The recently approved Gordon Cosens forest management plan applies to a 20,000 square-km area and is intended to be in effect for ten years. Under the Crown Forest Sustainability Act, Ontario’s forest management plans deal with harvesting, road building, herbicide spraying, tree-planting and other forestry issues. The plans are required for those seeking a Sustainable Forest License, which grants the right to harvest trees in the licensed area. In Ontario, there are 40 different management units, which altogether comprise 43 per cent of the Province’s Crown forests.

The applicants say the last forest management plans have not been subject to an environmental assessment since 1992. At that time, they were exempted “as a class” following a “class environmental assessment,” said their statement of claim. That was followed by Declaration Order MNR-75, which set conditions – including environmental sustainability and First Nations consultation – on which the exemption would rely. Ontario revoked Declaration Order MNR-75 in June, but “affirmed publicly” the conditions would still apply, said the statement of claim.

The applicants each have several forest management units in their traditional territories and do not have the capacity to provide input for every Sustainable Forest License within the required timelines. Since 2015, they have sought to develop a customized consultation approach to participate in forest management planning more effectively.
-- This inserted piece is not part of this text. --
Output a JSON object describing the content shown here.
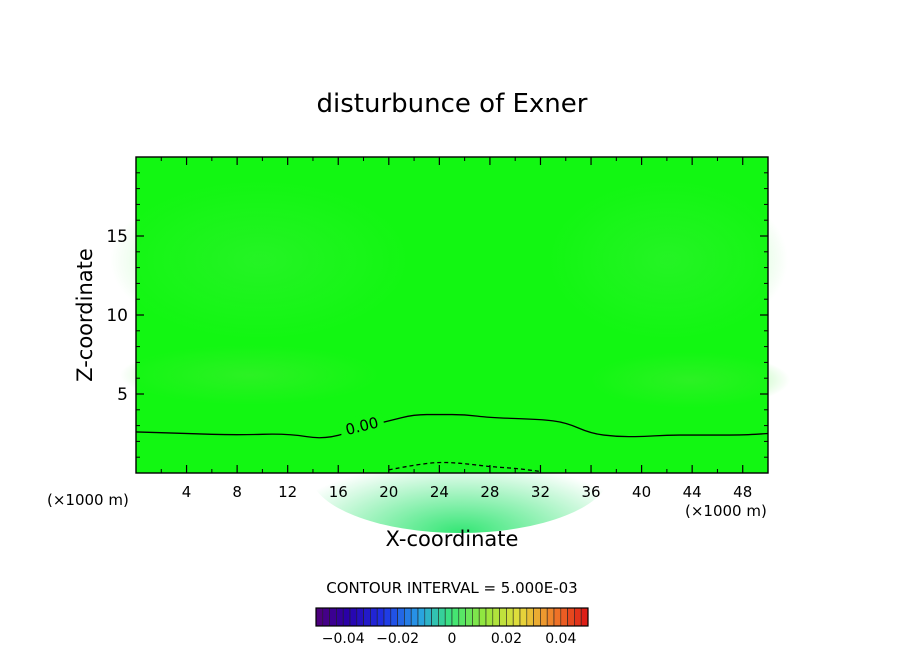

They used the customized approach to engage with the Ministry of Natural Resources and Forestry but when the Ministry approved the Gordon Cosens plan, they informed the applicants their customized consultation approach was “out of scope” and would not be used, said the statement of claim.
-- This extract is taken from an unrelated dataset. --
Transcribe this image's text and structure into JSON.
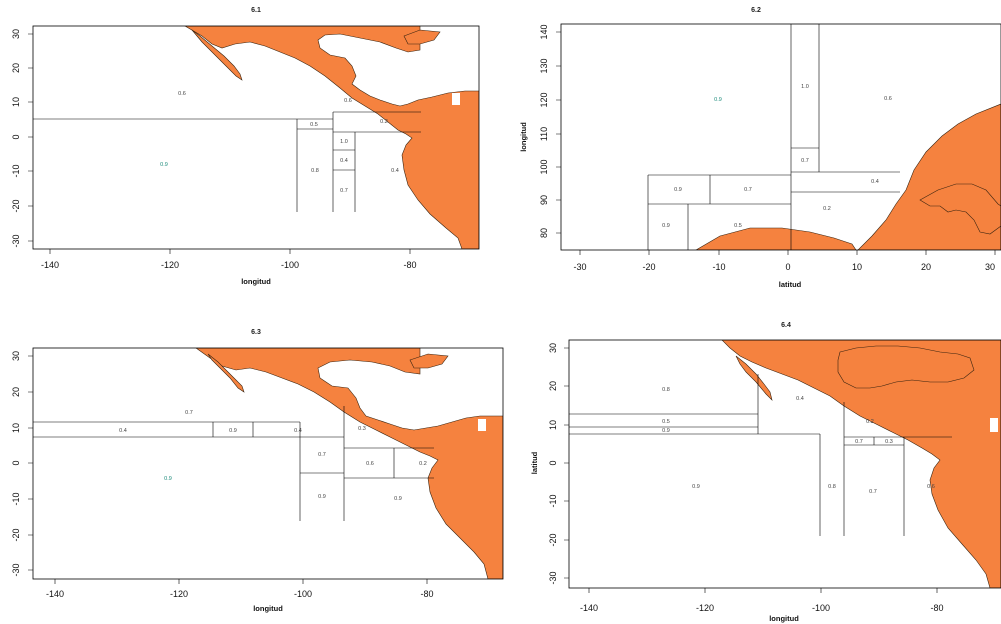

The applicants then submitted an individual environmental assessment request for the Gordon Cosens plan with the Ministry of Environment Conservation and Parks but were denied.
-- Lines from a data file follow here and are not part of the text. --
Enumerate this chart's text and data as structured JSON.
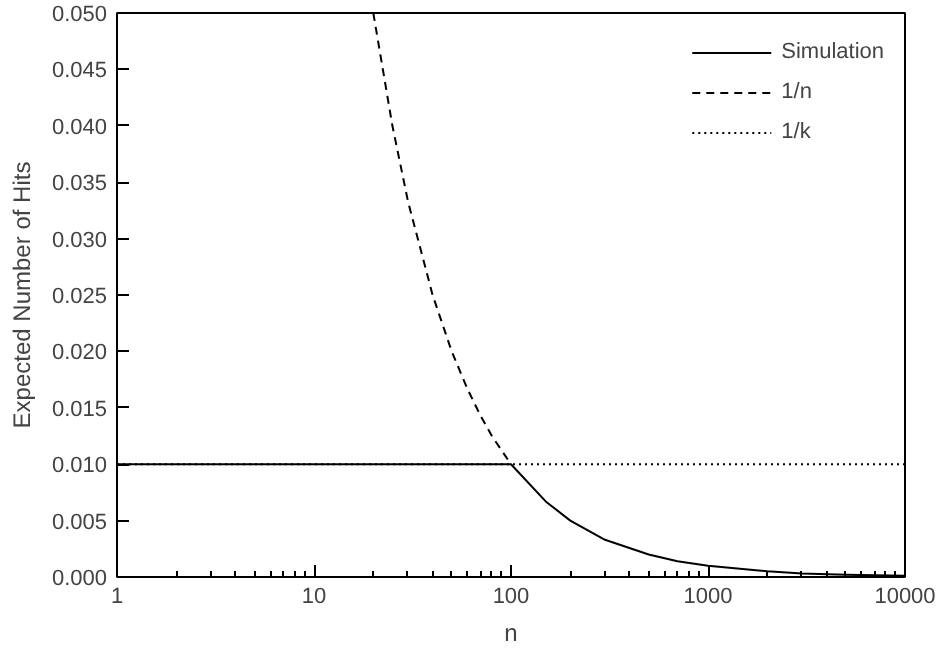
{
  "chart_data": {
    "type": "line",
    "xlabel": "n",
    "ylabel": "Expected Number of Hits",
    "log": "x",
    "xlim": [
      1,
      10000
    ],
    "xticks": [
      1,
      10,
      100,
      1000,
      10000
    ],
    "ylim": [
      0,
      0.05
    ],
    "yticks": [
      {
        "value": 0,
        "label": "0.000"
      },
      {
        "value": 0.005,
        "label": "0.005"
      },
      {
        "value": 0.01,
        "label": "0.010"
      },
      {
        "value": 0.015,
        "label": "0.015"
      },
      {
        "value": 0.02,
        "label": "0.020"
      },
      {
        "value": 0.025,
        "label": "0.025"
      },
      {
        "value": 0.03,
        "label": "0.030"
      },
      {
        "value": 0.035,
        "label": "0.035"
      },
      {
        "value": 0.04,
        "label": "0.040"
      },
      {
        "value": 0.045,
        "label": "0.045"
      },
      {
        "value": 0.05,
        "label": "0.050"
      }
    ],
    "grid": false,
    "legend": "top right",
    "marker": "none",
    "series": [
      {
        "name": "Simulation",
        "color": "#000000",
        "line_style": "solid",
        "x": [
          1,
          100,
          150,
          200,
          300,
          500,
          700,
          1000,
          2000,
          3000,
          5000,
          10000
        ],
        "values": [
          0.01,
          0.01,
          0.0067,
          0.005,
          0.0033,
          0.002,
          0.0014,
          0.001,
          0.0005,
          0.0003,
          0.0002,
          0.0001
        ]
      },
      {
        "name": "1/n",
        "color": "#000000",
        "line_style": "dashed",
        "x": [
          20,
          25,
          30,
          40,
          50,
          60,
          70,
          80,
          100
        ],
        "values": [
          0.05,
          0.04,
          0.0333,
          0.025,
          0.02,
          0.0167,
          0.0143,
          0.0125,
          0.01
        ]
      },
      {
        "name": "1/k",
        "color": "#000000",
        "line_style": "dotted",
        "x": [
          1,
          10000
        ],
        "values": [
          0.01,
          0.01
        ]
      }
    ]
  }
}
The applicants argue that the Ministry had no jurisdiction to refuse their individual environmental assessment request because the conditions attached to the environmental assessment exemption – wildlife population monitoring, the production and sharing of forest carbon data, and consultation with Indigenous groups – had not been met.

The applicants say the decision to deny the request was made in breach of procedural fairness and the “legitimate expectation” that the Ministry would consider First Nation submissions made in response to an express invitation by the Ministry’s director.

They also submit that the decision was constitutionally invalid, based on insufficient evidence, based on inaccurate information, for inadequate reasons and therefore unreasonable.